A prominent problem is how to migrate information from a pre-trained language model to a downstream task. There are two main paradigms. One is whether to take a pre-trained language model as a fixed feature extractor and integrate its representations as features into a randomly initialized model (as ELMo did); The second is whether to fine-tune the full language model (as ULMFiT does). The latter is commonly used in computer vision, where training adjusts the top or top layers of the model. Although NLP models are generally shallower and therefore require different fine-tuning techniques than their visual counterparts, recent pre-training models have gone deeper. Next month I will demonstrate the role of each of the core components of NLP transfer learning: expressive language model encoders (such as deep BiLSTM or Transformer), the amount and nature of the data used for pre-training, and ways to fine-tune the use of pre-training models.
But what is the theory?
So far, our analysis has been largely conceptual and empirical, and we still find it difficult to understand why models first trained on ImageNet migrate so well on language modeling. A more formal way to consider the generalization ability of pre-training models is based on “bias learning” models (Baxter, 2000). Suppose our problem domain covers all permutations of tasks in a particular discipline, such as computer vision — it constitutes the environment. We provide a number of data sets for this, allowing us to induce a series of hypothetical Spaces H=H’. Our goal in bias learning is to find the bias, that is, assuming a space H’∈H, which maximizes performance across the entire (possibly infinite) environment.
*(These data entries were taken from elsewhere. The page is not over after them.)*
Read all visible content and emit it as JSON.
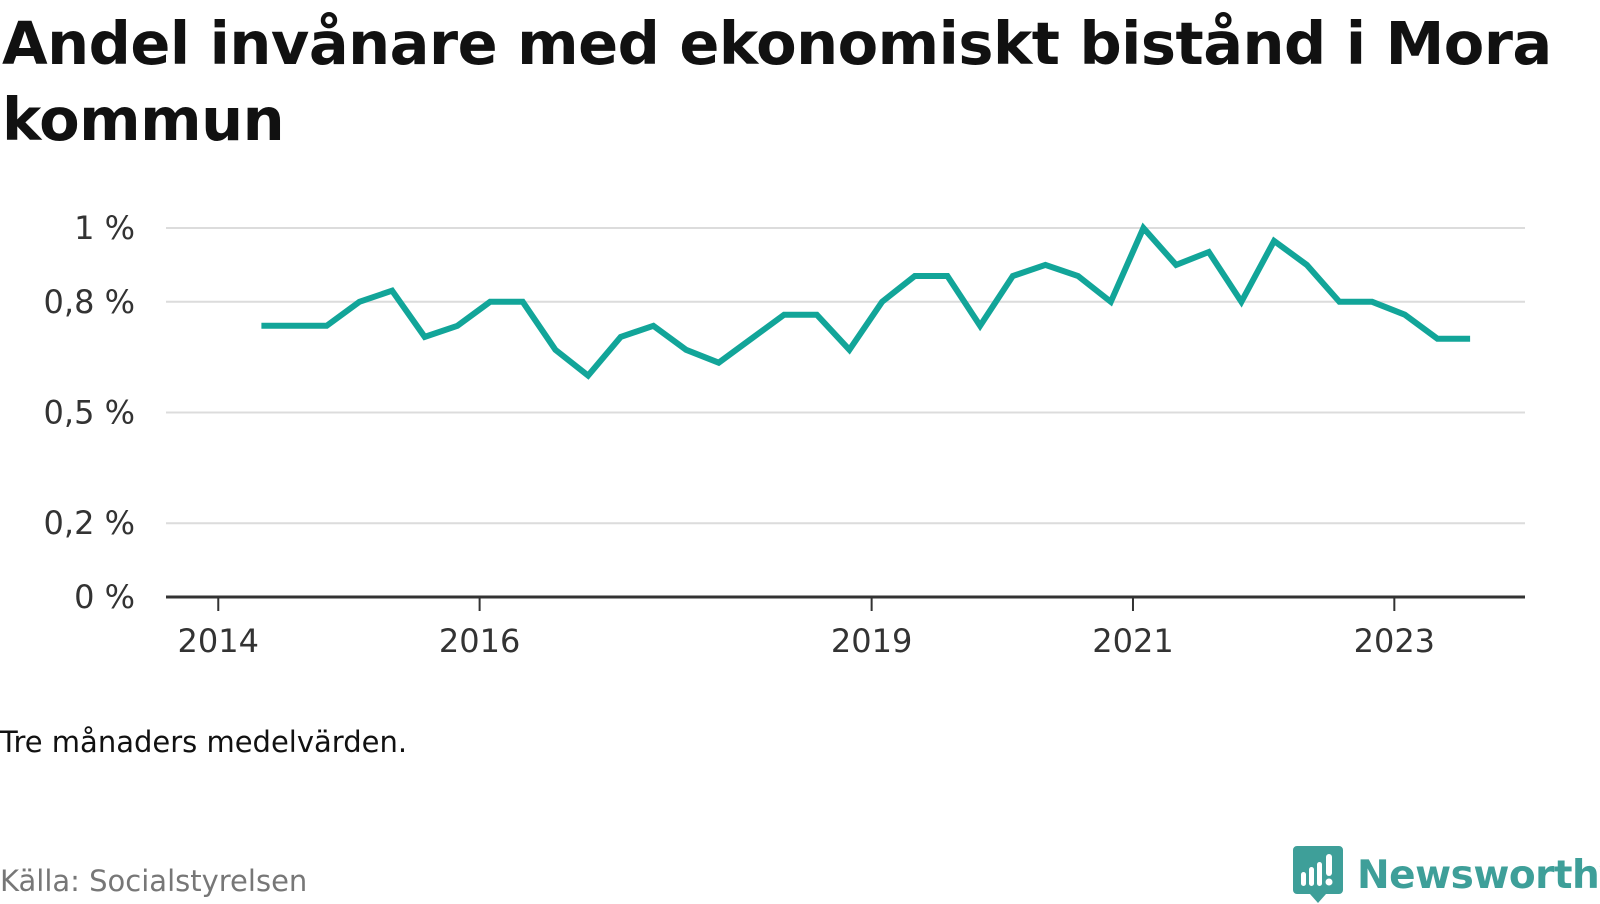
{
  "title": "Andel invånare med ekonomiskt bistånd i Mora kommun",
  "note": "Tre månaders medelvärden.",
  "source": "Källa: Socialstyrelsen",
  "brand": {
    "name": "Newsworthy",
    "color": "#3e9f99"
  },
  "chart_data": {
    "type": "line",
    "x_tick_labels": [
      "2014",
      "2016",
      "2019",
      "2021",
      "2023"
    ],
    "x_ticks": [
      2014.0,
      2016.0,
      2019.0,
      2021.0,
      2023.0
    ],
    "xlim": [
      2013.6,
      2024.0
    ],
    "y_ticks": [
      0,
      0.2,
      0.5,
      0.8,
      1.0
    ],
    "y_tick_labels": [
      "0 %",
      "0,2 %",
      "0,5 %",
      "0,8 %",
      "1 %"
    ],
    "ylim": [
      0,
      1.0
    ],
    "grid": true,
    "line_color": "#12a599",
    "series": [
      {
        "x": [
          2014.33,
          2014.58,
          2014.83,
          2015.08,
          2015.33,
          2015.58,
          2015.83,
          2016.08,
          2016.33,
          2016.58,
          2016.83,
          2017.08,
          2017.33,
          2017.58,
          2017.83,
          2018.08,
          2018.33,
          2018.58,
          2018.83,
          2019.08,
          2019.33,
          2019.58,
          2019.83,
          2020.08,
          2020.33,
          2020.58,
          2020.83,
          2021.08,
          2021.33,
          2021.58,
          2021.83,
          2022.08,
          2022.33,
          2022.58,
          2022.83,
          2023.08,
          2023.33,
          2023.58
        ],
        "values": [
          0.735,
          0.735,
          0.735,
          0.8,
          0.83,
          0.705,
          0.735,
          0.8,
          0.8,
          0.67,
          0.6,
          0.705,
          0.735,
          0.67,
          0.635,
          0.7,
          0.765,
          0.765,
          0.67,
          0.8,
          0.87,
          0.87,
          0.735,
          0.87,
          0.9,
          0.87,
          0.8,
          1.0,
          0.9,
          0.935,
          0.8,
          0.965,
          0.9,
          0.8,
          0.8,
          0.765,
          0.7,
          0.7
        ]
      }
    ]
  }
}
Empirical and theoretical results in multi-tasking learning (Caruana, 1997; Baxter, 2000) suggests that the bias learned in a sufficient number of tasks may be generalized to tasks not seen in the same environment. Through multi-tasking learning, models trained on ImageNet can learn a large number of binary classification tasks (one per class). These tasks come from natural, real-world image Spaces and are probably representative of many other CV tasks as well. Similarly, language models by learning a large number of classification tasks (one per word) may induce representations that help many other tasks in the field of natural language. However, more research is needed to better understand theoretically why language modeling seems to be so effective in transfer learning.
NLP’s ImageNet era
NLP is ripe for a real shift to transfer learning. Given the impressive experimental results of ELMo, ULMFiT, and OpenAI, it seems only a matter of time before this development, pre-trained word embedding, falls out of fashion and is replaced by pre-trained language models in every NLP practitioner’s toolbox. This may create more possibilities for NLP when the amount of annotated data is insufficient. Heaven is dead, let the yellow sky stand!